King seems happy to fill the drive from the airport with tales of the twins’ exploits, so I let him talk. They’re off partying on our old stomping grounds and getting high on this Alice shit, and I’m here with Dad, learning the business I’ll someday inherit by day. By night, I wander the streets or haunt the swamps like some fucking forlorn specter of revenge.

It’s done. I killed her. So why can’t I forget her?

I’ve been by her mom’s a couple times, but I don’t want her or anyone else getting suspicious, so I stopped after the second time. I’ve also asked about her casually when the blue-haired girl who lives next to her was outside. I even tracked down Maverick, the piece of shit she used to fuck before me. She’s not anywhere.

“You should come back with me,” King says. “It might do you good to get away, too.”

My back stiffens, and I glance at him, trying to figure out what he means, what he knows. The twins swore they wouldn’t tell him what we did, but they trust him enough that they probably spilled it. Whatever. I’ll deal with it. It wasn’t doing them any favors to be around me right now. I’d die before I admitted it to anyone, but everything’s been shit since Harper. My insides are raw, jagged edges.

From the start, I only meant to destroy her life, not take it. But after what she did, what choice did I have? I did what anyone in my shoes would have done, what everyone expected of me. She fucking deserved to die. She didn’t just sell my darkest secrets and deepest shames to my enemy. She sold our relationship to him one dirty detail at a time. It was all fake. And she didn’t just play me. She didn’t just make me fall for her. She made me believe that someone could do the same in return.

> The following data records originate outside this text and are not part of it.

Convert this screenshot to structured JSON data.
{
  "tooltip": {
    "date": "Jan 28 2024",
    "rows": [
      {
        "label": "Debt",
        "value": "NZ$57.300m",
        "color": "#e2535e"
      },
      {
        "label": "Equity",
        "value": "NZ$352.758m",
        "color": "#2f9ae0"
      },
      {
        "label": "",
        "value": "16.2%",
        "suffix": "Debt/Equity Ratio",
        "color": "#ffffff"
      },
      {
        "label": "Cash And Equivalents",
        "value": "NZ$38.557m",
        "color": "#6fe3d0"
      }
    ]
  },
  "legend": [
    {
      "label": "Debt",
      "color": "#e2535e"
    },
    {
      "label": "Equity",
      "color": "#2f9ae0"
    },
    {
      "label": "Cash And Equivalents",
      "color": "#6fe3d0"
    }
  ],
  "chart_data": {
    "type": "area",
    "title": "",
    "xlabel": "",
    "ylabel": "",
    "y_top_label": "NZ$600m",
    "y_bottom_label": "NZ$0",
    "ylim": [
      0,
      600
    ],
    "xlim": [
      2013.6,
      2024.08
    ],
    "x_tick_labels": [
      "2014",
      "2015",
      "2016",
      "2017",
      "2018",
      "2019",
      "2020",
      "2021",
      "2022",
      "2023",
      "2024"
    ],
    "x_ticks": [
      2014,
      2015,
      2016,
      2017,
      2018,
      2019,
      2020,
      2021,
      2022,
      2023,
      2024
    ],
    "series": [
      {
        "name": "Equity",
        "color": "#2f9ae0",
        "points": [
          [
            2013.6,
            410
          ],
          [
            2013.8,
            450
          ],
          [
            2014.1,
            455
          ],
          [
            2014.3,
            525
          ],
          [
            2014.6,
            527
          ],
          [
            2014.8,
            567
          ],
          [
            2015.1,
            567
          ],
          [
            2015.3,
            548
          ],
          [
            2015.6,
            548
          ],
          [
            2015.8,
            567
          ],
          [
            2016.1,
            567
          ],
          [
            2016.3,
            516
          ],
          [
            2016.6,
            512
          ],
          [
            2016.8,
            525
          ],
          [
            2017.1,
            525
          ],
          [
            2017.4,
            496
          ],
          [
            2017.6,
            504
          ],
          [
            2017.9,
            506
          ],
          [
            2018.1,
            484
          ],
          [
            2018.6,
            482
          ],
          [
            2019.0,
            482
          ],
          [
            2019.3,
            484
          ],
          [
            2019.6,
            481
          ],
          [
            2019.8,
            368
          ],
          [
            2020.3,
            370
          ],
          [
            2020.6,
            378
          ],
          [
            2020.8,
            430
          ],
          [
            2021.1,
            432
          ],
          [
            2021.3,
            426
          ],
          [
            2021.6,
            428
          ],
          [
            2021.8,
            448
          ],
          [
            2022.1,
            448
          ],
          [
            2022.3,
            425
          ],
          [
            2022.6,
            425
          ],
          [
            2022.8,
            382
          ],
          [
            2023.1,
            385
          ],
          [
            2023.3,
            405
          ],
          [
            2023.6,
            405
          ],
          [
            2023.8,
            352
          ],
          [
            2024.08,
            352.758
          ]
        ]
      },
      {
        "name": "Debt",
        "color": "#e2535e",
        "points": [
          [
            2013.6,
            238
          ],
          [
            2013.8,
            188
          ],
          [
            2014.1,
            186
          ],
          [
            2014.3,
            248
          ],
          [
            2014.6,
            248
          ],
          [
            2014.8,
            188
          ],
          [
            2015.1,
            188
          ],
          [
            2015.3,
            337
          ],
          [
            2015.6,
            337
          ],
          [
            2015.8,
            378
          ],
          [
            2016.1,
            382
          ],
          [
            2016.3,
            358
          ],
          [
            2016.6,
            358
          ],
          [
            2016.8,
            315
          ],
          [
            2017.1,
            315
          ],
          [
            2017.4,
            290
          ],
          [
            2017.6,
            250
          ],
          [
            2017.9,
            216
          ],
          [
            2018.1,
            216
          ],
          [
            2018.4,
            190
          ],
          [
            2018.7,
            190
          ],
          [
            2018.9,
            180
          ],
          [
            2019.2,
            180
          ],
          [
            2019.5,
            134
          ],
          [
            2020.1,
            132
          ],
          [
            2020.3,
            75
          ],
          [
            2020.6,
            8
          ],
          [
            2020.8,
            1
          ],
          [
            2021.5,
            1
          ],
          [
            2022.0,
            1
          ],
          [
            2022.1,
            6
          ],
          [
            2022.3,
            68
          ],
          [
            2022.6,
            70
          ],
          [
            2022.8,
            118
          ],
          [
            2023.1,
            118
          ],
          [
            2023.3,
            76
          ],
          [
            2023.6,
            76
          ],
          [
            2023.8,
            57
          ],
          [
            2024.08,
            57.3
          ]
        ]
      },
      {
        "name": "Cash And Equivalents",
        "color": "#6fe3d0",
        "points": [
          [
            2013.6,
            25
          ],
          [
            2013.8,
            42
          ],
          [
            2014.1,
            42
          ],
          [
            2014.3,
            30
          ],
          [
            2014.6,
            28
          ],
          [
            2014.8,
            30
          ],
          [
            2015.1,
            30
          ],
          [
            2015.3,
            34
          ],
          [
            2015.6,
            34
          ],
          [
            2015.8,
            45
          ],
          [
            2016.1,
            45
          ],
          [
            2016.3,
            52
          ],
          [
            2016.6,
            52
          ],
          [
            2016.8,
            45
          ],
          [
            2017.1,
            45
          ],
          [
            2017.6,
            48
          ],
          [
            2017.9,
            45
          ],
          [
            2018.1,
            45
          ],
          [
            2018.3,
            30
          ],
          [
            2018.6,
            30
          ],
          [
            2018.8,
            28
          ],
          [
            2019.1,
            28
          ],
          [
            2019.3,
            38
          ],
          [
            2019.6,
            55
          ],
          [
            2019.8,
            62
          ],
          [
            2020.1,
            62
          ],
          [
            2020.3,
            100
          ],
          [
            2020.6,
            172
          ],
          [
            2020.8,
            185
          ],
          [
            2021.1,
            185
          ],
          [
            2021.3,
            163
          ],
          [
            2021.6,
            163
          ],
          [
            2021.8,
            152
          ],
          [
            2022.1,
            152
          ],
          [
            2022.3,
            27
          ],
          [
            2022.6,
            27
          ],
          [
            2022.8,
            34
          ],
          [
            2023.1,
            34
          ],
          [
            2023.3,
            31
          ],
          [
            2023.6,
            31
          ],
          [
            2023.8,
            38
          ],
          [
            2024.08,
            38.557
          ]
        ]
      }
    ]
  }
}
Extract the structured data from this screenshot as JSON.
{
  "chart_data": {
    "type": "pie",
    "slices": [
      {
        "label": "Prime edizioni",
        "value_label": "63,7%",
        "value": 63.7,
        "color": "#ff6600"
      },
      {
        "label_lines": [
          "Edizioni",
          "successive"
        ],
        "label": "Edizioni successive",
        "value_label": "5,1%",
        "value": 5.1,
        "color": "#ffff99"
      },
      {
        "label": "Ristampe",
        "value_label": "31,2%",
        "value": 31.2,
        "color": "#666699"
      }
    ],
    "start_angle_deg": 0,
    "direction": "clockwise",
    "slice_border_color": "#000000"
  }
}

That’s the lie I can never forgive.

And it’s not that I care if she’s fucking dead. It’s the fact that she vanished like that, without a trace, just like Crystal…

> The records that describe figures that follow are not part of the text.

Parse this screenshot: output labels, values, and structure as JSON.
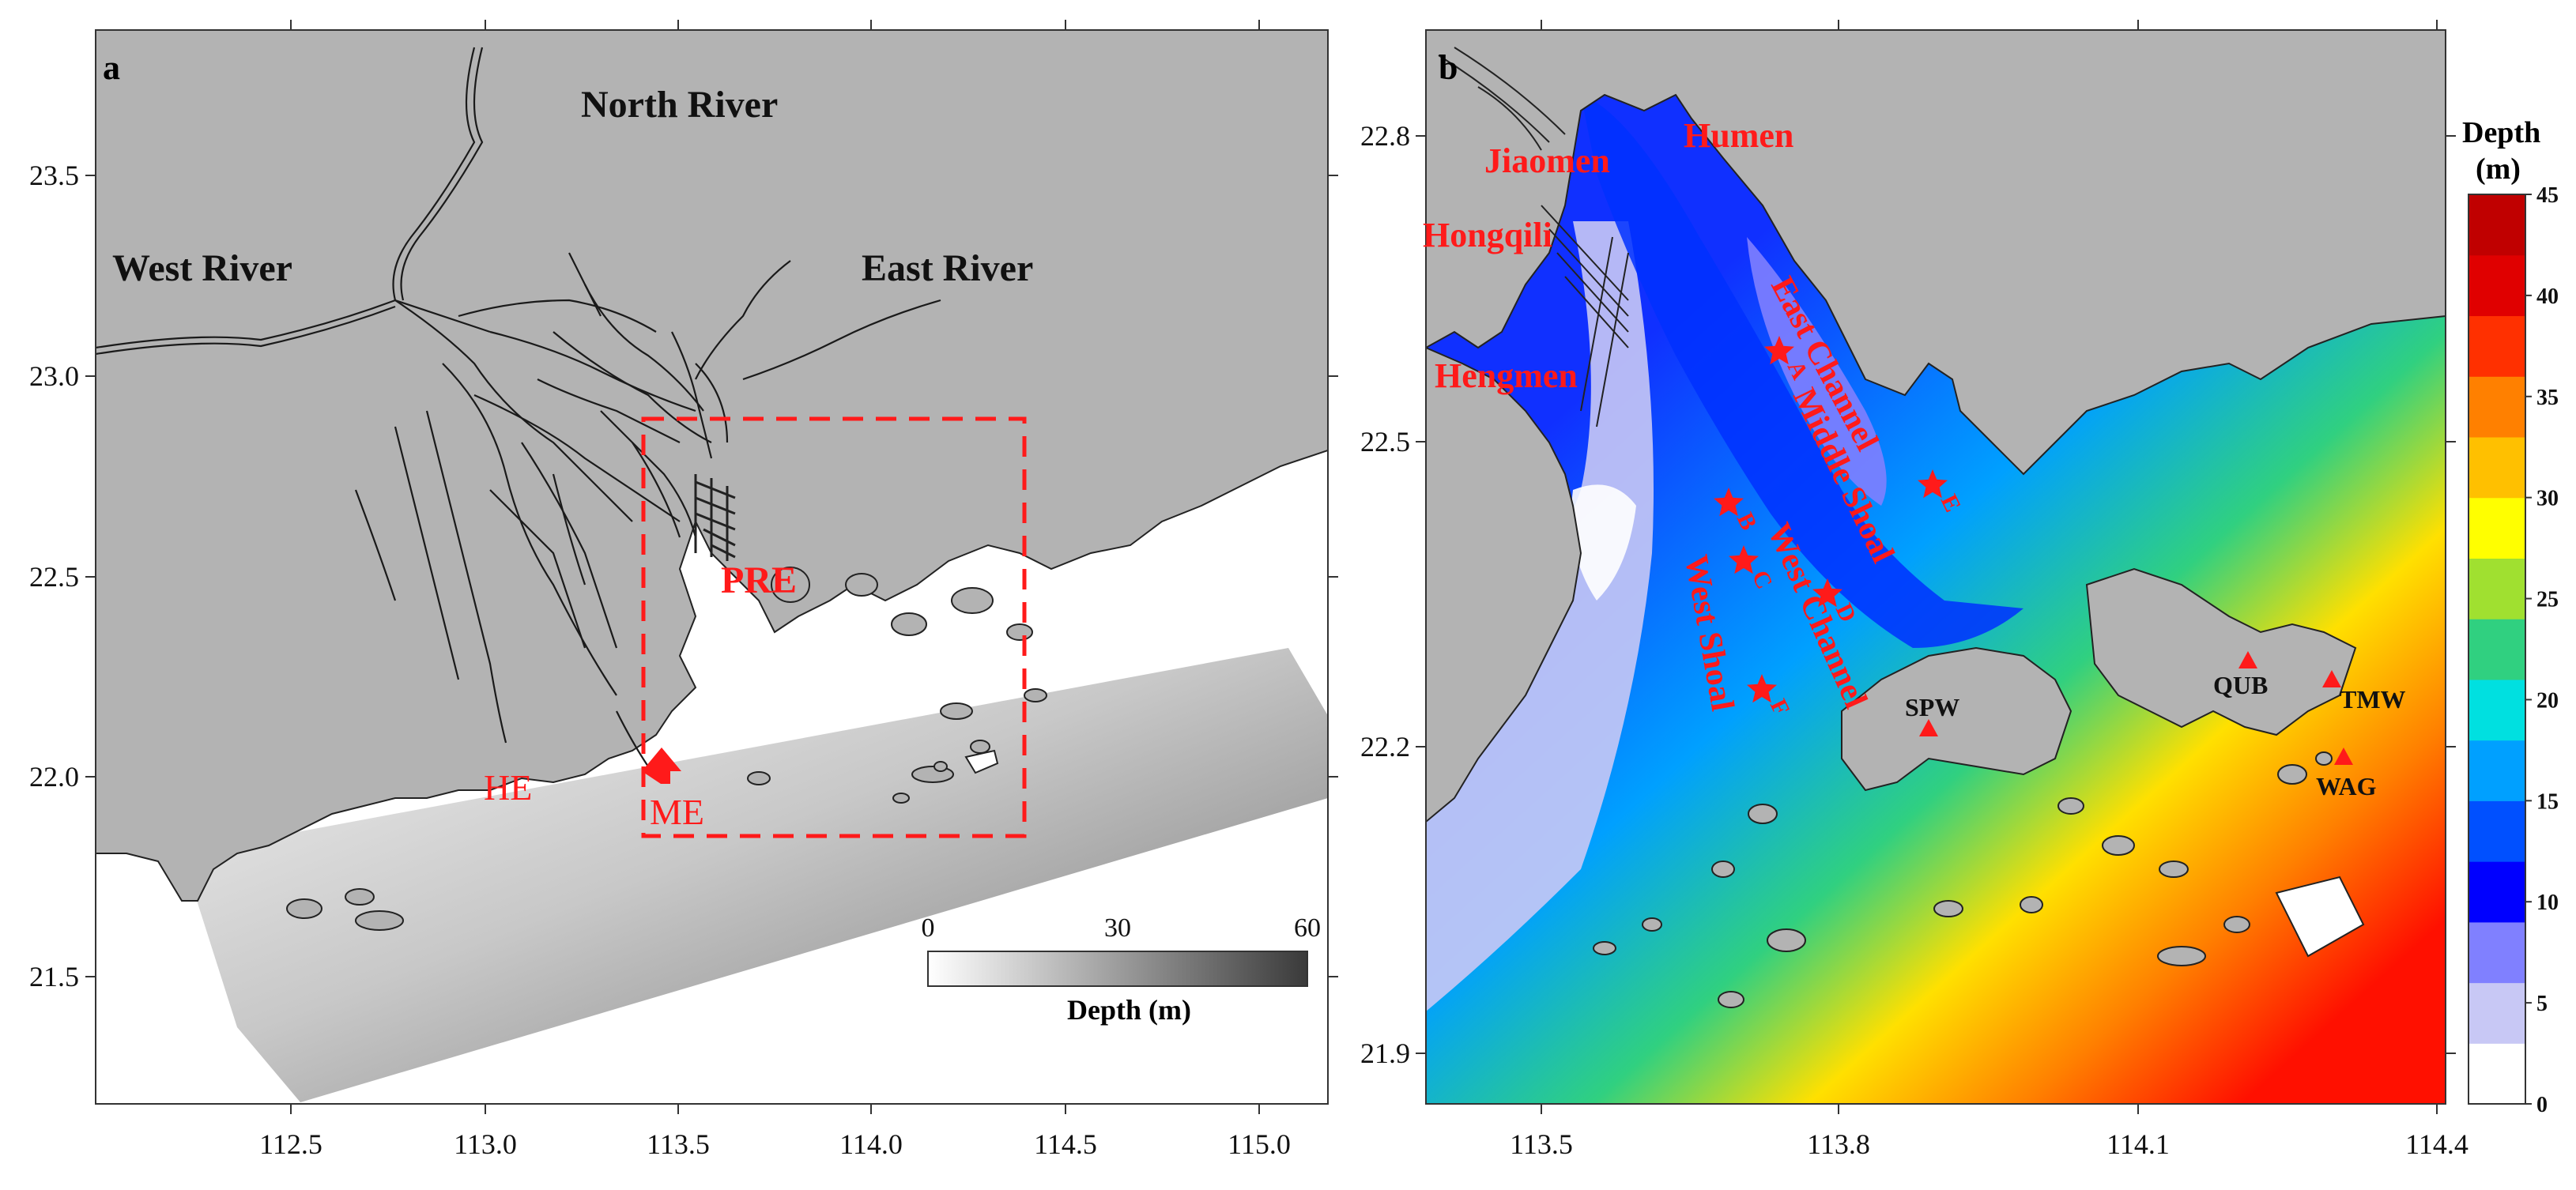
{
  "panel_a": {
    "label": "a",
    "x_ticks": [
      "112.5",
      "113.0",
      "113.5",
      "114.0",
      "114.5",
      "115.0"
    ],
    "y_ticks": [
      "23.5",
      "23.0",
      "22.5",
      "22.0",
      "21.5"
    ],
    "rivers": {
      "north": "North River",
      "west": "West River",
      "east": "East River"
    },
    "labels": {
      "pre": "PRE",
      "he": "HE",
      "me": "ME"
    },
    "depth_scale": {
      "title": "Depth (m)",
      "ticks": [
        "0",
        "30",
        "60"
      ],
      "min": 0,
      "max": 60,
      "colors": [
        "#ffffff",
        "#3a3a3a"
      ]
    },
    "colors": {
      "land": "#b3b3b3",
      "accent": "#ff1a1a"
    }
  },
  "panel_b": {
    "label": "b",
    "x_ticks": [
      "113.5",
      "113.8",
      "114.1",
      "114.4"
    ],
    "y_ticks": [
      "22.8",
      "22.5",
      "22.2",
      "21.9"
    ],
    "place_names": {
      "humen": "Humen",
      "jiaomen": "Jiaomen",
      "hongqili": "Hongqili",
      "hengmen": "Hengmen"
    },
    "channels": {
      "east_channel": "East Channel",
      "middle_shoal": "Middle Shoal",
      "west_channel": "West Channel",
      "west_shoal": "West Shoal"
    },
    "stations": [
      "A",
      "B",
      "C",
      "D",
      "E",
      "F"
    ],
    "tide_gauges": [
      "SPW",
      "QUB",
      "TMW",
      "WAG"
    ],
    "depth_scale": {
      "title_line1": "Depth",
      "title_line2": "(m)",
      "ticks": [
        "45",
        "40",
        "35",
        "30",
        "25",
        "20",
        "15",
        "10",
        "5",
        "0"
      ],
      "min": 0,
      "max": 45,
      "colors": [
        "#ffffff",
        "#c8c8f5",
        "#8080ff",
        "#0000ff",
        "#0050ff",
        "#00a0ff",
        "#00e0e0",
        "#30d080",
        "#a0e030",
        "#ffff00",
        "#ffc000",
        "#ff8000",
        "#ff3000",
        "#e00000",
        "#c00000"
      ]
    },
    "colors": {
      "land": "#b3b3b3",
      "accent": "#ff1a1a"
    }
  }
}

“Just stay the fuck out of my business, okay?” I say, weaving around traffic and pressing my foot harder on the gas pedal, ready to get home and out of this trap.

My brother sighs. “You didn’t have to go to Thorncrown. You could have gone anywhere to play football. Or hell, come back to New York if you’re not going to school.”

“I am going to school,” I growl. “Thorncrown U.”

He gives me a cool look. We both know it’s a bullshit school. No self-respecting university would be in Faulkner, Arkansas, and yet, the town somehow manages to have two shitty little colleges. I have no artistic talent whatsoever, so the liberal arts school was out. Therefore, Thorncrown it is.

“You could go to any university in the country,” King points out. “You’re a fucking football star, Royal.”

“I could’ve gone to the CBC,” I say, smiling at the thought. Ma would have an aneurism if I went to a Baptist college.

“You could be playing at a division one school.”

I shrug. “Just because I’m good at something, that doesn’t mean I like it.”

“But you do like it.”

“You liked it,” I remind him. “Are you playing D1 ball?”

He’s quiet for a long minute. Then he shakes his head. “I’m doing what I have to do so that you can all go to good schools.”